Due to the success of the original, a Caddyshack II was introduced in 1988. The only actor to reappear in the sequel from the original was Chevy Chase. The film was rated PG rating, much different to the original’s R rating.
As many sequels go, Caddyshack II was lacking in comparison to the original. It only grossed $11,798,302 in the box office, compared to the original’s $39 million. The film received Golden Raspberry Award nominations, a mock award show recognizing the worst in film. It was nominated for Worst Picture and Worst Actor (Jackie Mason), and won for Worst Supporting Actor (Dan Aykroyd) and Worst Original Song (“Jack Fresh”).
Tennis & Horseback Riding
Do you remember two other sport activities available at Bushwood Country Club, other than golf and swimming? Although we don’t see much of it, tennis and horseback riding are also available at the member’s leisure.

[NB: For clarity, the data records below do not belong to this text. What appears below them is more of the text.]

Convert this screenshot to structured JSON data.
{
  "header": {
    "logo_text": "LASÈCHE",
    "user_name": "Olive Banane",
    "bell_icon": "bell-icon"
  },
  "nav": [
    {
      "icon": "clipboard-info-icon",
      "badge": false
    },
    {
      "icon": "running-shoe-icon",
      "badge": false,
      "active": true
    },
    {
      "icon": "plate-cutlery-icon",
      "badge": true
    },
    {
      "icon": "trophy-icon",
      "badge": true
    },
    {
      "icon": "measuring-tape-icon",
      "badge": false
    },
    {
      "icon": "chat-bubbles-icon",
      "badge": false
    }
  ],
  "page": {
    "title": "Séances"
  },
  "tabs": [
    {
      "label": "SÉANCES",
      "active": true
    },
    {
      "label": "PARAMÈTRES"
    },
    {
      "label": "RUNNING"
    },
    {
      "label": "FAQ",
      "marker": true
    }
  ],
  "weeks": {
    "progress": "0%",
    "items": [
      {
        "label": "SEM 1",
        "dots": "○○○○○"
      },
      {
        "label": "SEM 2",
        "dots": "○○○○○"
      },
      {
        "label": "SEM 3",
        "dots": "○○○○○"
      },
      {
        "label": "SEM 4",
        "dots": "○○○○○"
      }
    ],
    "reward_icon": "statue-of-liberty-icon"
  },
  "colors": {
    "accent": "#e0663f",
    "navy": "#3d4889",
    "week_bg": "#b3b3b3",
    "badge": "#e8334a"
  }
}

During the scene with the floating candy bar in the pool, did you notice the music playing in the background? You got that right…Jaws! This legendary scene featured music from the iconic film Jaws.
The Greatest Ever
As previously mentioned, this film is quite legendary. Caddyshack has garnered a massive cult following over the years, and goes down as one of the funniest sports movies in history.